The tragic incident occurred after a combined team of soldiers and operatives of the Department of State Services (DSS) carried out a raid on an uncompleted building at Apo.
The late citizens, whom the DSS had claimed were insurgents, were later found to be commercial motorcycle operators who were taking refuge in the building.
Those killed were Nura Abdullahi , Ashiru Musa, Abdullahi Manmman, Buhari Ibrahim, Suleiman Ibrahim, Ahmadu Musa, Nasir Adamu and Musa Yobe.
Those who sustained wounds were Muttaka Abubakar, Sani Abdulrahman, Nuhu Ibrahim, Ibrahim Mohammed, Ibrahim Aliyu , Yahaya Bello, Abubakar Auwal, Yusuf Abubakar, Ibrahim Bala, Murtala Salihu and Sanni Usman.
A non-governmental organisation (NGO), The Incorporated Trustees of Fiscal and Civil Right Enlightenment Foundation, had on behalf of the deceased taken Nigeria, the army and the DSS to the regional court to challenge the legality of the killings.
In the judgement of the court delivered by Justice Friday Chijioke Nwoke, Nigeria was found liable of brutal killing of defenceless citizens contrary to the provisions of the local and international law on the fundamental rights of citizens to life.
A panel of three justices led by Nwoke condemned the killings as barbaric, illegal and unconstitutional and a breach of the fundamental rights of the deceased.

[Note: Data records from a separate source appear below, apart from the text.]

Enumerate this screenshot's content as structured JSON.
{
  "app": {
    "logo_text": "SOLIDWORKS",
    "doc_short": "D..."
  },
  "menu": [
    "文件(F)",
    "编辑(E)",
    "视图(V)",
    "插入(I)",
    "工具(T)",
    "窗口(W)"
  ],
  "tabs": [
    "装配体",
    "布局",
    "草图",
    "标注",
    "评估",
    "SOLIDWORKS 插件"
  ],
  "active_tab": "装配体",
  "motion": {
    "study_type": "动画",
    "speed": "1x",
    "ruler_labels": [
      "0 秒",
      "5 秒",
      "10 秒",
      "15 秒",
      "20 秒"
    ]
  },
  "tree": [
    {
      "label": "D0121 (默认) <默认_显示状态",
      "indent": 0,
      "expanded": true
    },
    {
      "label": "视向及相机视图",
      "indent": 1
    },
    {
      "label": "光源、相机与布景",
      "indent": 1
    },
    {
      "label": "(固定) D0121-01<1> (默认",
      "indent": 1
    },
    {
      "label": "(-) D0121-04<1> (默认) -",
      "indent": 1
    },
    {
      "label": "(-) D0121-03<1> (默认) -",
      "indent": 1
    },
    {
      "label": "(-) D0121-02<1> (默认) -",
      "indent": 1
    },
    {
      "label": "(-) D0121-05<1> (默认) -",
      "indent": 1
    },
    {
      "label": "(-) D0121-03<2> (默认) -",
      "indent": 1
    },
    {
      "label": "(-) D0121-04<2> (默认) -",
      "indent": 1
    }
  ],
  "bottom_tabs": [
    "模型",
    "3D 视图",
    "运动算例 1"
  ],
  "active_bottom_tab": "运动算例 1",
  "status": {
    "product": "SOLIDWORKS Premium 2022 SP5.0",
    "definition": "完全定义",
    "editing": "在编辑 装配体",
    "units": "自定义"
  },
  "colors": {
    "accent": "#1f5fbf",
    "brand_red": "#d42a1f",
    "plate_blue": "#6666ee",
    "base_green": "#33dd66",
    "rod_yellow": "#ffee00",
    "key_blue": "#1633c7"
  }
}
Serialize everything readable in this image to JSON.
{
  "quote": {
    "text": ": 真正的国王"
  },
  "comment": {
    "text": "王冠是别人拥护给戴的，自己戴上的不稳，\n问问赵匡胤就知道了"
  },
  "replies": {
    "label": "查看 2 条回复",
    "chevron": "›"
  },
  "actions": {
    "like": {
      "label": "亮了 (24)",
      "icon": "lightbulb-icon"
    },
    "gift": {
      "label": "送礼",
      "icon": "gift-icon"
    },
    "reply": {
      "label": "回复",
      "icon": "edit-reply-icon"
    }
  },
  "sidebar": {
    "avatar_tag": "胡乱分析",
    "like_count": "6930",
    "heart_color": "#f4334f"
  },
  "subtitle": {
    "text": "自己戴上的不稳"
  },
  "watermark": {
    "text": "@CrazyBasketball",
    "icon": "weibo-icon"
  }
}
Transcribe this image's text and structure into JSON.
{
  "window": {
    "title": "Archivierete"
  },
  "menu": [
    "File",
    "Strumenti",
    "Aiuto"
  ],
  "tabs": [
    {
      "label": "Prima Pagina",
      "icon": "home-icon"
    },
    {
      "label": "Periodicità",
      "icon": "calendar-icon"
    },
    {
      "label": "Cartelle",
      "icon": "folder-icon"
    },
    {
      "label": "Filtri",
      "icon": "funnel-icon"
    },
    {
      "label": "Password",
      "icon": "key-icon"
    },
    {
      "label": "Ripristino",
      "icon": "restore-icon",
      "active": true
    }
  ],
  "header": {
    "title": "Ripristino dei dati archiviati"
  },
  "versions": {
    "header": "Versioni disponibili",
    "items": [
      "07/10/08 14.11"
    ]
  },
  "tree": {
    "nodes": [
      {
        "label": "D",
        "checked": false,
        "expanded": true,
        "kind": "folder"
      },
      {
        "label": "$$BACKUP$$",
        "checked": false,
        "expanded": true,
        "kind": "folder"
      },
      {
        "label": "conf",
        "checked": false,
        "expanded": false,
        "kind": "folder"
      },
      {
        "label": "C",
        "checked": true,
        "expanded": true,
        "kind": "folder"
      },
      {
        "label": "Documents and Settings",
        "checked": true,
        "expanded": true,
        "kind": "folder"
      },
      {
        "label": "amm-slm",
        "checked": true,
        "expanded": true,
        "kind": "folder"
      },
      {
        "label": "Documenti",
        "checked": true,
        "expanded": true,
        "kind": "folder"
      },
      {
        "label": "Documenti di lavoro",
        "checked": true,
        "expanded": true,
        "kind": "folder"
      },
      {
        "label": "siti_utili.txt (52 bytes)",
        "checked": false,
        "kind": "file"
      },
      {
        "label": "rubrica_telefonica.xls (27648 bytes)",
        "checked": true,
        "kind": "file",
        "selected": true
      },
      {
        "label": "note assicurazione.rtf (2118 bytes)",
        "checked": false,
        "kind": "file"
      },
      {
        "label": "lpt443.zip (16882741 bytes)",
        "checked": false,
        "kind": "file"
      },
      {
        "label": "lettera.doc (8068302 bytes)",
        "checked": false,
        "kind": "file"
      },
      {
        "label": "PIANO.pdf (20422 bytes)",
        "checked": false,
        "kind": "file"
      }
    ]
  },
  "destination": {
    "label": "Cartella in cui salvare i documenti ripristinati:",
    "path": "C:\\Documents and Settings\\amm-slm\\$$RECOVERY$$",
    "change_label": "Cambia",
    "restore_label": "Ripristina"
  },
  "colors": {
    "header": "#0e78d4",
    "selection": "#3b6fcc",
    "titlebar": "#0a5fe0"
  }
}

The court rejected the plea by Nigeria that its security agents killed the deceased in an attempt to defend themselves, adding that there was no evidence that any of the deceased carried arms.
Nwoke said the action of the security agents constituted a serious abuse of power and misuse of firearms, arguing that there was no conflict that should have warranted opening fire on the defenceless citizens.
“There is no evidence of any attempt that the deceased and the survivors attempted to harm the security personnel. There is no evidence of recovered guns. There is no evidence of bullet or pellets recovered from the deceased and tendered before this court to prove the claim that the Nigerian security personnel acted in self-defence when they stormed the house of the deceased,” he said.
“Rather the evidence abounds that the victims were unharmed while the security personnel were the ones who opened fire on the innocent and the defenceless citizens.”